Co-ops and internships take your knowledge and turn it into know-how. Your engineering co-ops will provide hands-on experience that enables you to apply your engineering knowledge in professional settings while you make valuable connections between classwork and real-world applications.

All engineering majors are required to complete four blocks (48 weeks) of cooperative education experience. For students in the robotics option, you are encouraged to complete co-ops in companies and organizations that develop, design, or implement robotic systems. A sampling of companies that hire RIT students for co-ops and for full-time employment include Tesla, Boston Dynamics, Amazon Robotics, SpaceX, Lockheed Martin, Boeing, Intel, iRobot, Johnson and Johnson, BAE Systems, General Motors, Vicor Corp, Argo AI, and more.

Admissions and Financial Aid

This program is STEM designated when studying on campus and full time.

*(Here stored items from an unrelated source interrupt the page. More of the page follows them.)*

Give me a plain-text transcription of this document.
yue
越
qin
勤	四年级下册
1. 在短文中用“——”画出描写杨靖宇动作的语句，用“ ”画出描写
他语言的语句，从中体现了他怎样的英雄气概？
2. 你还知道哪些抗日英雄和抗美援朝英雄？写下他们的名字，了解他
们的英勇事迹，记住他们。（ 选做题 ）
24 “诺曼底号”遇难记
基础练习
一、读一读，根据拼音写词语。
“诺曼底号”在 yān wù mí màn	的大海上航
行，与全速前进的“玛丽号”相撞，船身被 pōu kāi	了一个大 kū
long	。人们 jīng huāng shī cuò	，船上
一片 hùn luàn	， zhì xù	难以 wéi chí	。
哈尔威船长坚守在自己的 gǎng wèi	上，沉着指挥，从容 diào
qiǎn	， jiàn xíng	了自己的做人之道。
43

This option is part of the electrical engineering BS. Please visit the degree program page for admission requirements.

Learn How to Apply

Financial Aid and Scholarships

100% of all incoming first-year and transfer students receive aid.

RIT’s personalized and comprehensive financial aid program includes scholarships, grants, loans, and campus employment programs. When all these are put to work, your actual cost may be much lower than the published estimated cost of attendance.